1. Trek de handrem aan. Raadpleeg Functies en
bedieningselementen.
2. Zorg fat de PTO-schakelaar uitgeschakeld is.
3. Start de motor. Zie de rubriek De motor starten.
4. Zet de gashendel in de stand SNEL.
5. Schakel de PTO in om de maaibladen te activeren.
6. Stel de elektrische maaihoogte-schakelaar in om de
maaihoogte in te stellen.
7. Laat de parkeerrem los en begin met maaien.
8. Deactiveer de PTO wanneer u klaar bent met maaien.
9. STOP de motor. Zie de rubriek De zitmaaier en motor
stopzetten.
WAARSCHUWING
De motor slaat af als het achteruitrijsnelheidspedaal wordt
ingedrukt terwijl de PTO is geactiveerd en de RMO niet
werd geactiveerd. De bestuurder moet de PTO altijd
uitschakelen voordat met de zitmaaier op of over wegen,
paden of andere plaatsen wordt gereden die door andere
voertuigen kunnen worden gebruikt. Het plotselinge verlies
van aandrijving zou een risico in kunnen houden.
De maaihoogte instellen
De hefboom van de maaier laat het dek zakken naar de
maaipositie of brengt het dek omhoog naar de transportstand.
Raadpleeg Functies en bedieningselementen.
Om het maaidek lager te zetten:
1. Trek de hendel van het maaidekhefsysteem zachtjes
terug.
2. Duw deze naar links.
3. Beweeg het omlaag.
Om het maaidek hoger te zetten:
1. Trek de hendel van het maaidekhefsysteem omhoog.
2. Zet vast in de groef aan de rechterkant.
Opmerking: Niet maaien als de machine omhoog staat in de
transportstand.
De elektrische maaihoogte-schakelaar regelt de maaihoogte
van de maaier. Gebruik de maaihoogte-schakelaar om de
maaihoogte aan te passen tussen 1,5 inch - 3,5 inch (2,5 cm -
8,89 cm).
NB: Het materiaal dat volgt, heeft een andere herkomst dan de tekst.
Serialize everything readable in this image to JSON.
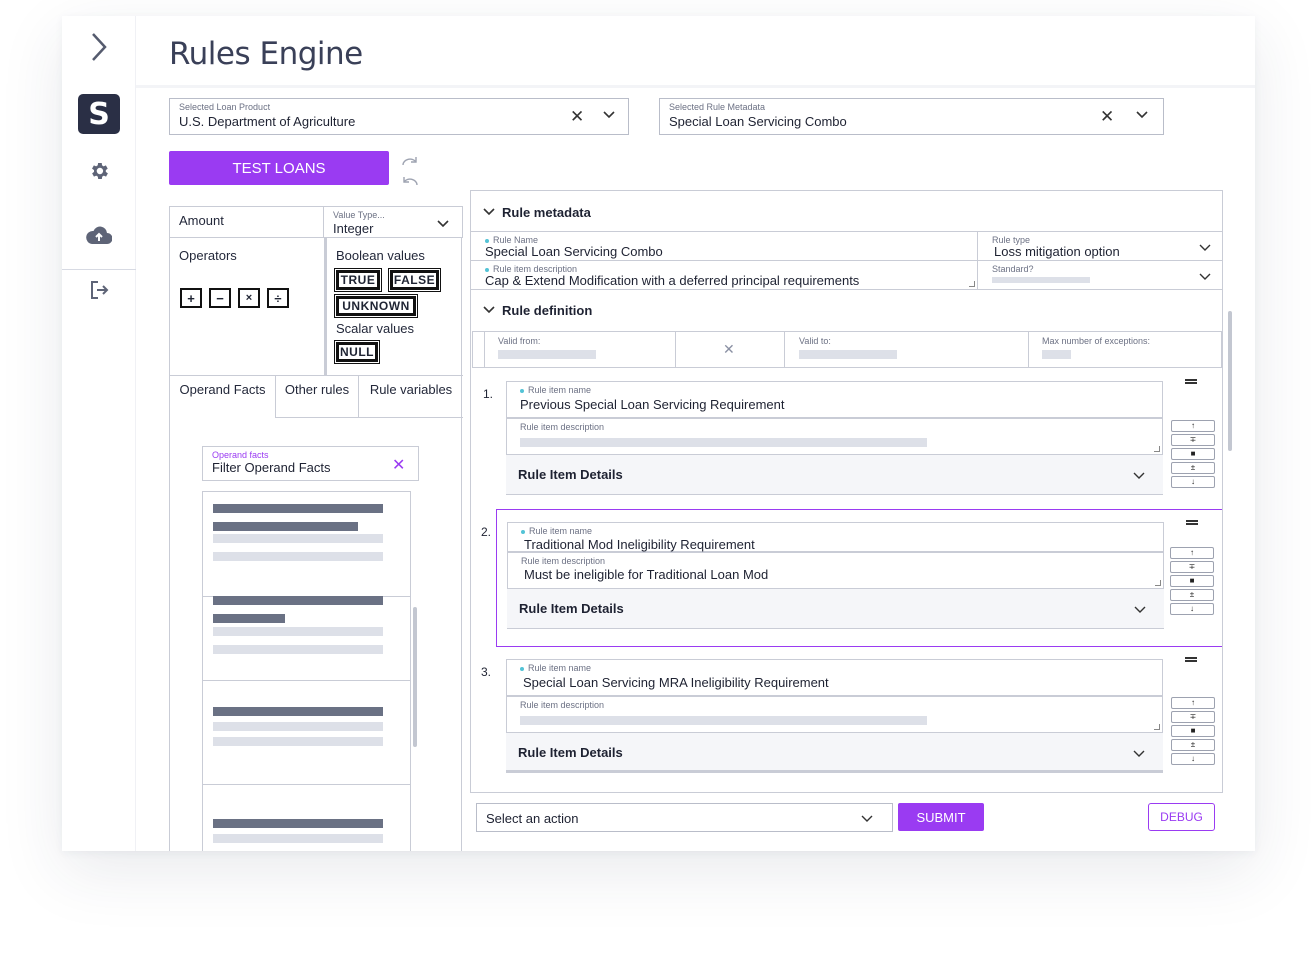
{
  "header": {
    "title": "Rules Engine"
  },
  "selects": {
    "loan_product": {
      "label": "Selected Loan Product",
      "value": "U.S. Department of Agriculture"
    },
    "rule_metadata": {
      "label": "Selected Rule Metadata",
      "value": "Special Loan Servicing Combo"
    }
  },
  "toolbar": {
    "test_loans": "TEST LOANS"
  },
  "left": {
    "amount": "Amount",
    "value_type": {
      "label": "Value Type...",
      "value": "Integer"
    },
    "operators_title": "Operators",
    "operators": [
      "+",
      "−",
      "×",
      "÷"
    ],
    "boolean_title": "Boolean values",
    "boolean_values": [
      "TRUE",
      "FALSE",
      "UNKNOWN"
    ],
    "scalar_title": "Scalar values",
    "scalar_values": [
      "NULL"
    ],
    "tabs": [
      "Operand Facts",
      "Other rules",
      "Rule variables"
    ],
    "filter": {
      "label": "Operand facts",
      "value": "Filter Operand Facts"
    }
  },
  "right": {
    "rule_metadata_title": "Rule metadata",
    "rule_name": {
      "label": "Rule Name",
      "value": "Special Loan Servicing Combo"
    },
    "rule_type": {
      "label": "Rule type",
      "value": "Loss mitigation option"
    },
    "rule_description": {
      "label": "Rule item description",
      "value": "Cap & Extend Modification with a deferred principal requirements"
    },
    "standard": {
      "label": "Standard?"
    },
    "rule_definition_title": "Rule definition",
    "valid_from": "Valid from:",
    "valid_to": "Valid to:",
    "max_exceptions": "Max number of exceptions:",
    "items": [
      {
        "num": "1.",
        "name_label": "Rule item name",
        "name": "Previous Special Loan Servicing Requirement",
        "desc_label": "Rule item description",
        "desc": "",
        "details": "Rule Item Details"
      },
      {
        "num": "2.",
        "name_label": "Rule item name",
        "name": "Traditional Mod Ineligibility Requirement",
        "desc_label": "Rule item description",
        "desc": "Must be ineligible for Traditional Loan Mod",
        "details": "Rule Item Details"
      },
      {
        "num": "3.",
        "name_label": "Rule item name",
        "name": "Special Loan Servicing MRA Ineligibility Requirement",
        "desc_label": "Rule item description",
        "desc": "",
        "details": "Rule Item Details"
      }
    ]
  },
  "footer": {
    "action_placeholder": "Select an action",
    "submit": "SUBMIT",
    "debug": "DEBUG"
  },
  "colors": {
    "accent": "#9a3bf2",
    "navy": "#2a2f45",
    "label_dot": "#53c3d6"
  }
}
Raadpleeg Specificaties voor de specificatie van de
maaihoogte.
De grasopvangzak legen
1. Trek de hendel van de grasopvangzak uit en draai deze
naar voren tot de grasopvangzak aan de onderzijde
geheel open is. Zie afbeelding 7.
2. Verwijder het gras uit de grasopvangzak.
3. Verplaats de maaier een klein stukje vooruit.
4. Draai de grasopvangzak terug in de gesloten positie.
Achteruitmaaioptie (RMO)
GEVAAR
Achteruitmaaien kan gevaarlijk zijn voor omstanders.
Er kunnen zich tragische ongevallen voordoen als
de gebruiker onvoldoende aandacht heeft voor de
aanwezigheid van kinderen. Kinderen worden vaak
aangetrokken door de machine en het maaien. Ga er nooit
vanuit dat kinderen op de plaats zullen blijven staan waar u
ze het laatst zag.
• Houd kinderen uit de buurt van waar u aan het maaien
bent en laat een andere verantwoordelijke volwassene
goed op ze passen.
• Laat niemand meerijden (met name kinderen), zelfs
niet als de maaibladen zijn uitgeschakeld. Zij zouden
kunnen vallen en ernstig gewond raken of de veilige
bediening van de zitmaaier kunnen hinderen. Kinderen
die ooit al mee hebben mogen rijden, kunnen plotseling
in het maaigebied opduiken voor nog een ritje en
daarbij vooruit of achteruit omver worden gereden.
• Maai niet achteruit, tenzij absoluut noodzakelijk. Kijk
omlaag en achter u, voordat en terwijl u achteruitrijdt.
• Als de machine achteruit maait zonder dat de Reverse
Mowing Option is ingeschakeld, neemt u direct contact
op met een erkende servicedealer.
1. Schakel de Power Take-Off (PTO) in. Zie de
rubriek Functies en bedieningselementen.
2. Draai de sleutel voor de omgekeerde maaioptie (RMO) in
de stand ON (aan).
3. Het ledlampje gaat aan.
4. De bestuurder maait nu achteruit.
Opmerking: De sleutel moet worden verwijderd om de
toegang tot de RMO-functie te beperken.